On Tuesday “Netflix” the video streaming company announced its approval of a seven-for-one stock split which would begin trading at the post split price due on July 15. Forbes reported that the announcements came when the company’ stock gains escalated to 182% over the past year, declaring it to be the fourth highest stock price and the stock price saw an increase of 2.6 percent from 0.9 percent as a result.

The last split which the company approved was back in 2004 with a two-for-1 deal pricing roughly at AU$ 94.35 a share. Fourteen multinational giants that included Google and Apple followed a similar stock split. In the Standard and Poor’s 500, Netflix was one of the top four companies like Berkshire Hathaway, AutoZone (AZO) and Priceline (PCLN) with the highest per share prices. However, on Tuesday post the announcements those shares closed at AU$ 273.79, AU$ 884.48 and AU$ 201.50 respectively.

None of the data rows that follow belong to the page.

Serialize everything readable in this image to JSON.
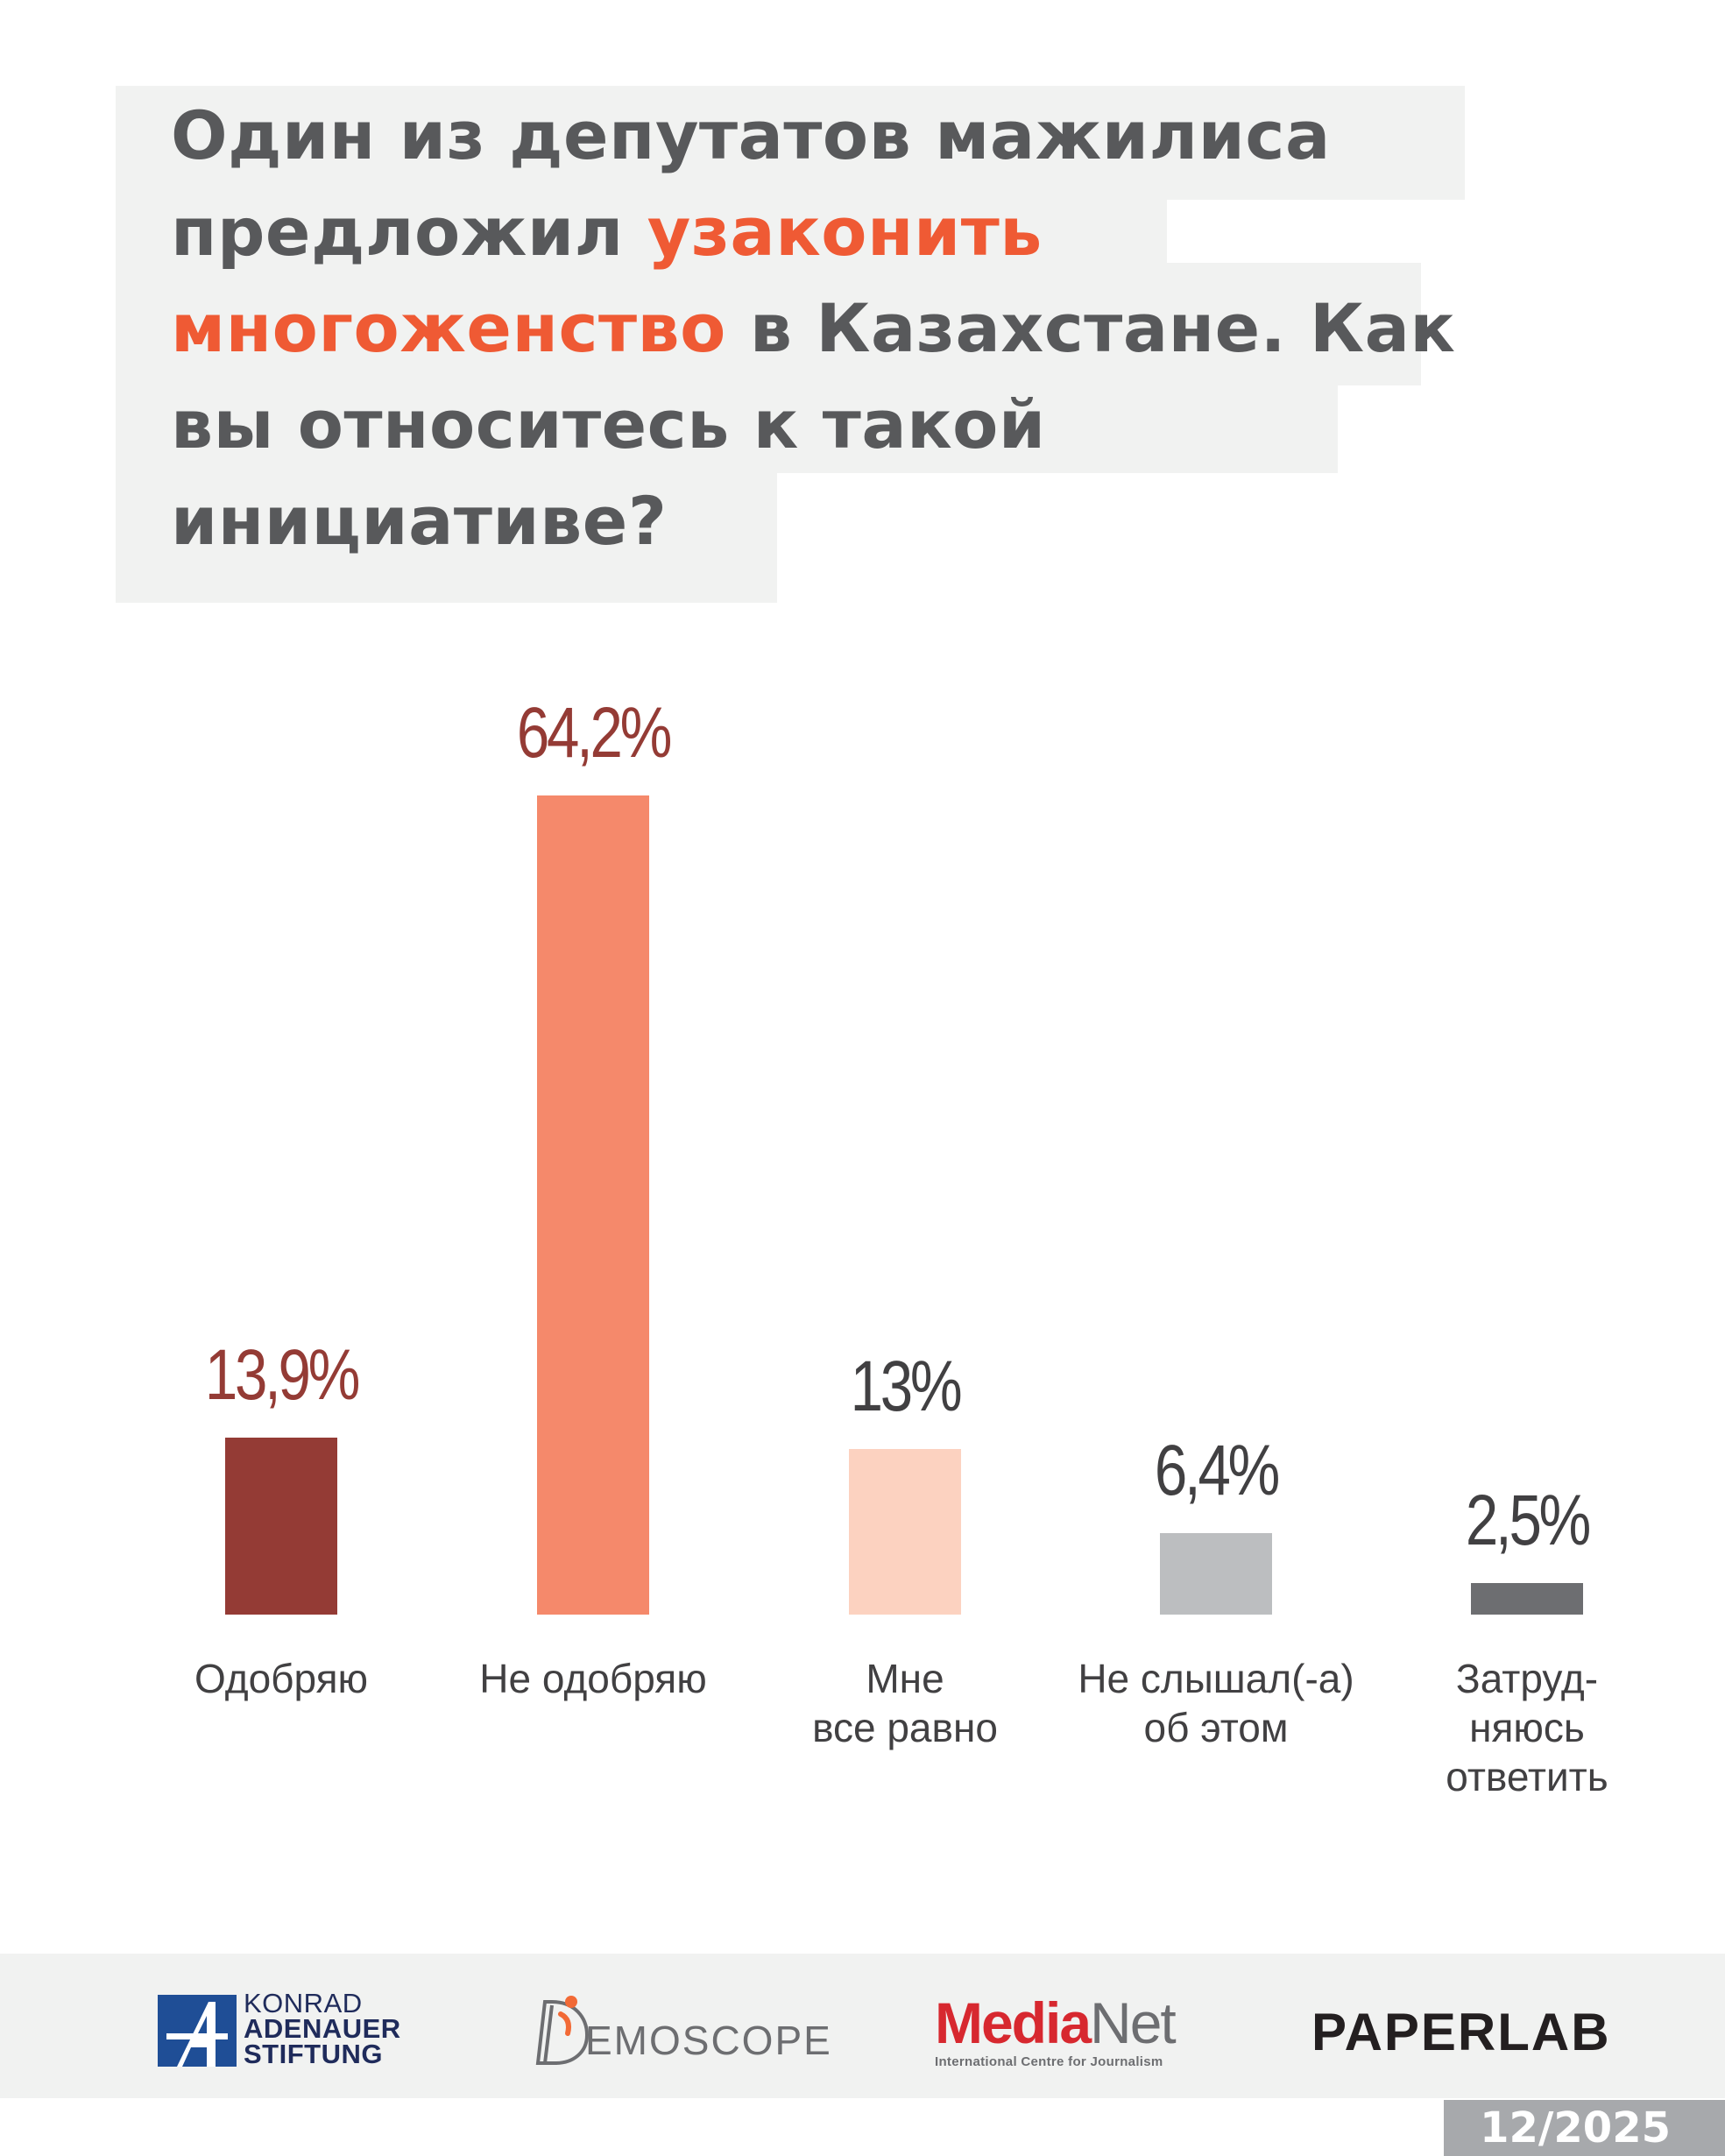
{
  "title": {
    "part1": "Один из депутатов мажилиса предложил ",
    "highlight": "узаконить многоженство",
    "part2": " в Казахстане. Как вы относитесь к такой инициативе?",
    "highlight_color": "#ef5a34",
    "text_color": "#58595b",
    "background_color": "#f1f2f1"
  },
  "chart_data": {
    "type": "bar",
    "categories": [
      "Одобряю",
      "Не одобряю",
      "Мне\nвсе равно",
      "Не слышал(-а)\nоб этом",
      "Затруд-\nняюсь\nответить"
    ],
    "values": [
      13.9,
      64.2,
      13,
      6.4,
      2.5
    ],
    "value_labels": [
      "13,9%",
      "64,2%",
      "13%",
      "6,4%",
      "2,5%"
    ],
    "bar_colors": [
      "#943b35",
      "#f5896b",
      "#fcd2c0",
      "#bcbec0",
      "#6d6e71"
    ],
    "value_label_colors": [
      "#943b35",
      "#943b35",
      "#414042",
      "#414042",
      "#414042"
    ],
    "ylim": [
      0,
      64.2
    ],
    "grid": false,
    "legend": "none"
  },
  "footer": {
    "logos": {
      "kas": {
        "line1": "KONRAD",
        "line2": "ADENAUER",
        "line3": "STIFTUNG"
      },
      "demoscope": {
        "text": "EMOSCOPE"
      },
      "medianet": {
        "part1": "Media",
        "part2": "Net",
        "subtitle": "International Centre for Journalism"
      },
      "paperlab": {
        "text": "PAPERLAB"
      }
    },
    "date": "12/2025"
  }
}
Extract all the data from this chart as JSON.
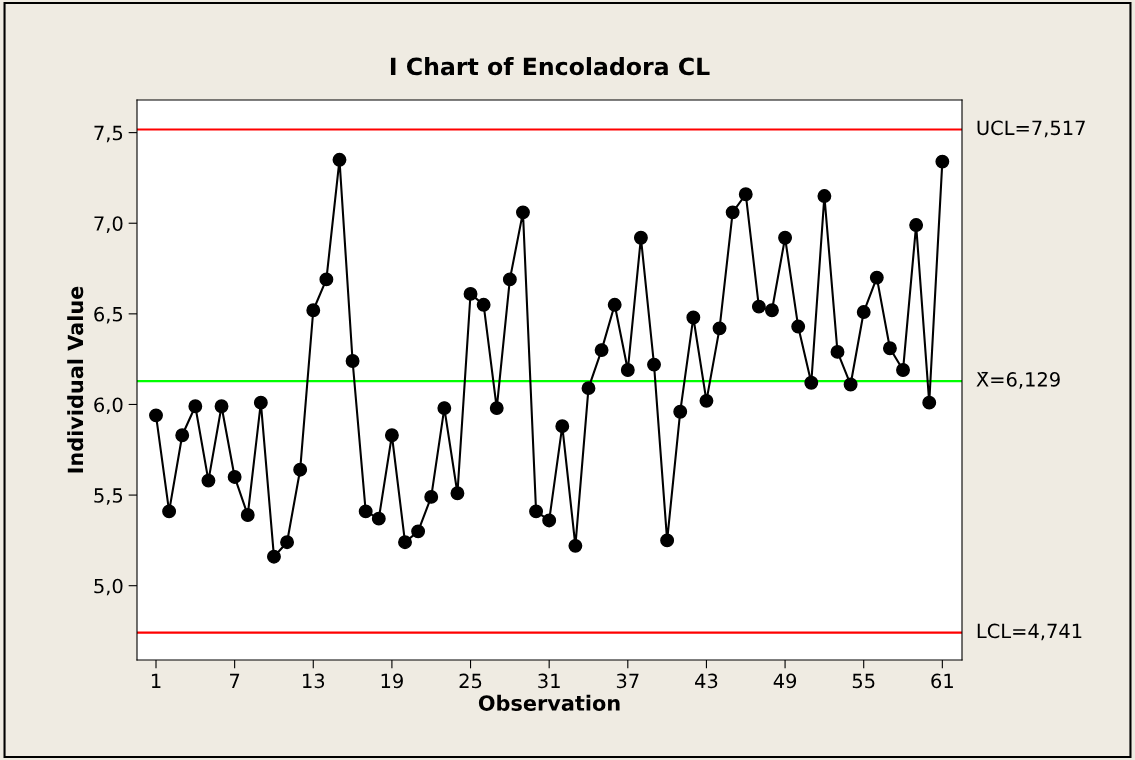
{
  "chart_data": {
    "type": "line",
    "title": "I Chart of Encoladora CL",
    "xlabel": "Observation",
    "ylabel": "Individual Value",
    "x": [
      1,
      2,
      3,
      4,
      5,
      6,
      7,
      8,
      9,
      10,
      11,
      12,
      13,
      14,
      15,
      16,
      17,
      18,
      19,
      20,
      21,
      22,
      23,
      24,
      25,
      26,
      27,
      28,
      29,
      30,
      31,
      32,
      33,
      34,
      35,
      36,
      37,
      38,
      39,
      40,
      41,
      42,
      43,
      44,
      45,
      46,
      47,
      48,
      49,
      50,
      51,
      52,
      53,
      54,
      55,
      56,
      57,
      58,
      59,
      60,
      61
    ],
    "series": [
      {
        "color": "#000000",
        "values": [
          5.94,
          5.41,
          5.83,
          5.99,
          5.58,
          5.99,
          5.6,
          5.39,
          6.01,
          5.16,
          5.24,
          5.64,
          6.52,
          6.69,
          7.35,
          6.24,
          5.41,
          5.37,
          5.83,
          5.24,
          5.3,
          5.49,
          5.98,
          5.51,
          6.61,
          6.55,
          5.98,
          6.69,
          7.06,
          5.41,
          5.36,
          5.88,
          5.22,
          6.09,
          6.3,
          6.55,
          6.19,
          6.92,
          6.22,
          5.25,
          5.96,
          6.48,
          6.02,
          6.42,
          7.06,
          7.16,
          6.54,
          6.52,
          6.92,
          6.43,
          6.12,
          7.15,
          6.29,
          6.11,
          6.51,
          6.7,
          6.31,
          6.19,
          6.99,
          6.01,
          7.34
        ]
      }
    ],
    "marker": "circle",
    "line_style": "solid",
    "grid": false,
    "legend": false,
    "xlim": [
      -0.45,
      62.5
    ],
    "ylim": [
      4.59,
      7.68
    ],
    "xticks": [
      1,
      7,
      13,
      19,
      25,
      31,
      37,
      43,
      49,
      55,
      61
    ],
    "yticks": [
      {
        "value": 5.0,
        "label": "5,0"
      },
      {
        "value": 5.5,
        "label": "5,5"
      },
      {
        "value": 6.0,
        "label": "6,0"
      },
      {
        "value": 6.5,
        "label": "6,5"
      },
      {
        "value": 7.0,
        "label": "7,0"
      },
      {
        "value": 7.5,
        "label": "7,5"
      }
    ],
    "ref_lines": [
      {
        "axis": "y",
        "value": 7.517,
        "label": "UCL=7,517",
        "color": "#ff0000"
      },
      {
        "axis": "y",
        "value": 6.129,
        "label": "X̄=6,129",
        "color": "#00ff00"
      },
      {
        "axis": "y",
        "value": 4.741,
        "label": "LCL=4,741",
        "color": "#ff0000"
      }
    ]
  }
}
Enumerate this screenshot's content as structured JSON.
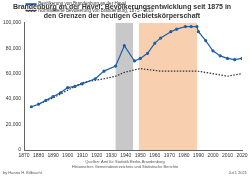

USA today reported that Netflix’s market value remained AU$ 53.38 billion post the split and currently has 62.3.6 million numbers of shares, almost a million more than it had expected. According to CBC news, Netflix has strongly focused on increasing international growth with every move.

Business analysts suggested that the company might opt for spitting its stock again, similar to other companies in the S&P 500. The company reported that the stock splits were announced to make it more appealing and accessible to individual investors and also to restore faith in the stability of the stock.

After the dot-com boom, many companies witnessed a drop in their stock prices. Google and Apple competed to achieve the highest stock price and Warren Buffett’s Berkshire Hathaway was seen to set a benchmark for the same. However, the image has undergone a transformation after Buffett declared a split that had Berkshire Hathaway’s lower-priced B shares in a 50-for-1 deal in 2010 done in order to finance the AU$ 34.90 billion buyout of Burlington Northern Santa Fe.